Chronique

Vincent Jourde Quartet

Le graveur de rêves

Vincent Jourde (ss), Philippe Monange (p), Pierre-Yves Le Jeune (b), Benoist Raffin (dms).

Label / Distribution : Plus Loin Music / Abeille Musique

Mine de rien, ce deuxième disque du quartet de Vincent Jourde, saxophoniste originaire de la région parisienne, donne à entendre sa petite musique. Parce qu’il est de ceux qui, en toute sérénité, laissent une empreinte délicate dans les mémoires, avec humilité, sous l’impulsion de musiciens qui, quand on y songe, ne nous sont guère familiers. On peut l’avouer : on découvre le quartet, même si l’on sait qu’aux côtés du leader, Philippe Monange (piano), Pierre-Yves Lejeune (contrebasse) et Benoist Raffin (batterie) travaillent ensemble depuis cinq ans : on n’attendait pas forcément de leur part l’assurance dont il font preuve avec ce séduisant Graveur de rêves [1].

Car les faits sont têtus, et depuis février ce disque bien nommé reste en bonne place sur la pile dont on remet sans cesse l’archivage parce qu’on n’en a pas fini avec lui. Pourtant sa musique, porteuse d’un lyrisme profond, ne transcende pas à elle seule la grammaire du jazz, ni la formule saxophone-piano-contrebasse-batterie sublimée par John Coltrane dès la fin des années 50 : avec les premières mesures de « To Bob Berg » [2] qui ouvre l’album, on sait qu’on est en terrain connu, celui des chanteurs du saxophone soprano, proche de l’esthétique transalpine d’un Stefano Di Battista ou d’un Rosario Giuliani, dont Jourde a eu l’occasion de croiser la route en 2003. Une rencontre déterminante qui, selon lui, a modifié sa propre compréhension de l’improvisation.
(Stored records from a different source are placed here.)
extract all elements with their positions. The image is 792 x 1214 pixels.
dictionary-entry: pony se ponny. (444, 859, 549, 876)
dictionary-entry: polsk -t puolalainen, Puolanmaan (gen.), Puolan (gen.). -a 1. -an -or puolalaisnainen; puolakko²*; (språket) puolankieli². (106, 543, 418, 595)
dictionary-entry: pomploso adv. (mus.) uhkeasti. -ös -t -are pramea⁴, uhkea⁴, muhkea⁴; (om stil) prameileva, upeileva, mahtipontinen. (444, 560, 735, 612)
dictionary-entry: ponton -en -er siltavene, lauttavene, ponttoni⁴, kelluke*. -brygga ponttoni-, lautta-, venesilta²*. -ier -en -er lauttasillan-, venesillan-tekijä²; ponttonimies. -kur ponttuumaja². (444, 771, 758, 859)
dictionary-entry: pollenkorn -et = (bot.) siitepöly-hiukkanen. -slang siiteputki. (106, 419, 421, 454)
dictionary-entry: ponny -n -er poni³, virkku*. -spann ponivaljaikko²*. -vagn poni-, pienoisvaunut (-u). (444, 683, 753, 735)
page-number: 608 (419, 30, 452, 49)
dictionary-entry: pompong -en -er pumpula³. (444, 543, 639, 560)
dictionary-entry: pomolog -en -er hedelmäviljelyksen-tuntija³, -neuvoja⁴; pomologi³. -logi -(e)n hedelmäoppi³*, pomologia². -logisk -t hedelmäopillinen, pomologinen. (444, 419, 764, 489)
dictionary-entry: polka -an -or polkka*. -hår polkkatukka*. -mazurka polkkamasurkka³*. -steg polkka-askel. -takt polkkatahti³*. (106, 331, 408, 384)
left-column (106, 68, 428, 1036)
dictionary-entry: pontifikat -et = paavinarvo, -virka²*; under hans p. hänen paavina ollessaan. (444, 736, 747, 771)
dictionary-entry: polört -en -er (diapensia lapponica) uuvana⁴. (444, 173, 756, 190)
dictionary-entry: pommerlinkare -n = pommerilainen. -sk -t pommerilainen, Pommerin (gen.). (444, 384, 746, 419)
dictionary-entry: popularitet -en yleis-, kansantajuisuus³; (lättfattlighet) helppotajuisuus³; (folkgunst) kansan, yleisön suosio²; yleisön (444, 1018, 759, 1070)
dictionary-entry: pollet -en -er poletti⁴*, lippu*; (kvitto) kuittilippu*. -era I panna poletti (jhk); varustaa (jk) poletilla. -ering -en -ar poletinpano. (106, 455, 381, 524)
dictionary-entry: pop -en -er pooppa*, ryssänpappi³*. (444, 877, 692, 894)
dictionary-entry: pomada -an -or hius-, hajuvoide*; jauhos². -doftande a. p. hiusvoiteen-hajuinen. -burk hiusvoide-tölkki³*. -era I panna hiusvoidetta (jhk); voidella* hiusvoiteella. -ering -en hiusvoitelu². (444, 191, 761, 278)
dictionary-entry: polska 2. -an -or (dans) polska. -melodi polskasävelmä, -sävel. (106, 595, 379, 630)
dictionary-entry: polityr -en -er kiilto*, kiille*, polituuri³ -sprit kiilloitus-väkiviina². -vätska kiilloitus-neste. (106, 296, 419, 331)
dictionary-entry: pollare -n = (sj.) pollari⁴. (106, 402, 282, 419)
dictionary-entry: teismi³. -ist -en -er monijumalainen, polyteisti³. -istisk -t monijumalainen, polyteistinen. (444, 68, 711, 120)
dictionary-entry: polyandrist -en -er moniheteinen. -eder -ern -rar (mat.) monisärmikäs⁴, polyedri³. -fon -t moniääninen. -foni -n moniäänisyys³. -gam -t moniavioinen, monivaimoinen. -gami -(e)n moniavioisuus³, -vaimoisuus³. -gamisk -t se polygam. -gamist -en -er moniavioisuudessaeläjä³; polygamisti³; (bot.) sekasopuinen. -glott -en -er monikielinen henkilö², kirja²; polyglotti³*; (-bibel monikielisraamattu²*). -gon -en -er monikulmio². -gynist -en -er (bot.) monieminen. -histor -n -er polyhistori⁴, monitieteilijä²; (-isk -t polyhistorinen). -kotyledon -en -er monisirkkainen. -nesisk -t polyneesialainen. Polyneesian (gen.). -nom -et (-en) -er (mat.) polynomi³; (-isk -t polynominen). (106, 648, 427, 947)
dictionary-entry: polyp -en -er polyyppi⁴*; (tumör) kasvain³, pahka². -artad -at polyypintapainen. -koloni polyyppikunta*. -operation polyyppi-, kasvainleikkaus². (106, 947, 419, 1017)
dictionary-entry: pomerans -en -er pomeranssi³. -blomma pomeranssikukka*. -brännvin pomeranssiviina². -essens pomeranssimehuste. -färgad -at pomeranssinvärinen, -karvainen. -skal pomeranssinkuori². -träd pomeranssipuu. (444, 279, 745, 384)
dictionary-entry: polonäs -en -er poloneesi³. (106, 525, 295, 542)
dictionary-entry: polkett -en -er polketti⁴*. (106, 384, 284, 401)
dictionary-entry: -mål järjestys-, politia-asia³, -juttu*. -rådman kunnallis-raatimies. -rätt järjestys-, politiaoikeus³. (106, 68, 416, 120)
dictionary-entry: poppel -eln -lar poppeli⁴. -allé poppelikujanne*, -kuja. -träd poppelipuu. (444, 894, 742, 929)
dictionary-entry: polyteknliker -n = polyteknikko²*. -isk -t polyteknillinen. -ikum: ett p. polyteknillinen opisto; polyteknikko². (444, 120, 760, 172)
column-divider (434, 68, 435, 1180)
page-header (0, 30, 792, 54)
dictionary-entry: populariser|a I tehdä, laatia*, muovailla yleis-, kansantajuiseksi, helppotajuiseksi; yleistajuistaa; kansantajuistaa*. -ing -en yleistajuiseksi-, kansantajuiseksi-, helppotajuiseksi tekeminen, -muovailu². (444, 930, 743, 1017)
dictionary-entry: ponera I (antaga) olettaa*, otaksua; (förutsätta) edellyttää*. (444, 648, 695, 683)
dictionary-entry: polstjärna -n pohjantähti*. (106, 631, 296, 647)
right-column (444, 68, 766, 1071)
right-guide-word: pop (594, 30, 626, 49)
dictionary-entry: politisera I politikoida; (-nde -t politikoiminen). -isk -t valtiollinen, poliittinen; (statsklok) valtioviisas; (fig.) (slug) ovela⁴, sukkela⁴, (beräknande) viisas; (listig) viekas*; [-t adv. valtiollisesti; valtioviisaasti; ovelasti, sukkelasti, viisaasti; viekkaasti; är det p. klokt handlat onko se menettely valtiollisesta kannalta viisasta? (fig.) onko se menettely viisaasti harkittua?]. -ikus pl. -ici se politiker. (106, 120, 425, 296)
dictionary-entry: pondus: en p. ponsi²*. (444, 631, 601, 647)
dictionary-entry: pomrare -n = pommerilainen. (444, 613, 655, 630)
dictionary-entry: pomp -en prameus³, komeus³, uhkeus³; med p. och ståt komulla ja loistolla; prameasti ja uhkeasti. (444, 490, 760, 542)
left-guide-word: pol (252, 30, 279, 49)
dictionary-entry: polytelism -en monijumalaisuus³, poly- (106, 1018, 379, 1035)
Un thème accrocheur sur un tempo élevé, quatre musiciens dont la musique déferle avec ferveur et un soliste véloce qui, si virtuose soit-il, laisse parler sa sensibilité.

Ce jeu-là, dense et mélodique, on en a déjà apprécié les saveurs ailleurs, certes. Mais il y a chez Jourde un petit plus indéfinissable qui accroche l’oreille et signale une forte personnalité : un sens de la composition « évidente » et persistante (« La trajectoire idéale », « La suite chelloise », « Lenny »), une fusion harmonieuse des instruments, une densité de jeu qui se libère sur chaque pièce (elle sont toutes originales, à l’exception d’une adaptation de Ravel), y compris sur les ballades les plus rêveuses (« Le graveur de rêves », justement). Sans oublier une spiritualité revendiquée témoignant de l’héritage des plus grands, au premier rang desquels Coltrane, encore et toujours. Tout au long de cette belle heure de musique, en effet, son empreinte se sent en filigrane, plus que dans la forme elle-même, par exemple sur les « 3 beaux oiseaux de paradis » de Ravel, dont les alternances de climats impressionnistes et habités, notamment lors d’un magnifique chorus de saxophone, fournissent le moment le plus intense du disque : on pense alors aussi au travail de passeur d’un Lionel Belmondo avec son Hymne au soleil.

Le graveur de rêves joue juste et parle vrai, d’une seule voix, celle de quatre musiciens unis dans une même célébration sans fard de leurs émotions. Bien sûr, le chant de Jourde au soprano est dominant, mais la justesse de l’apport des trois autres contribue à la force de l’ensemble. Encore une fois, on passe un beau moment et le disque donne envie d’en savoir plus sur une formation qui, à l’évidence, gagne à être connue, notamment sur scène.

par Denis Desassis // Publié le 28 octobre 2013

[1Formé en 2008, le même quartet a publié Semper Fidelis chez Hybrid Music en mai 2009.

[2Décédé en 2002 à l’âge de 51 ans des suites d’un accident de voiture, Bob Berg, saxophoniste new-yorkais, avait évolué en particulier aux côtés de Horace Silver, Cedar Walton, Chick Corea, Miles Davis ou Randy Brecker.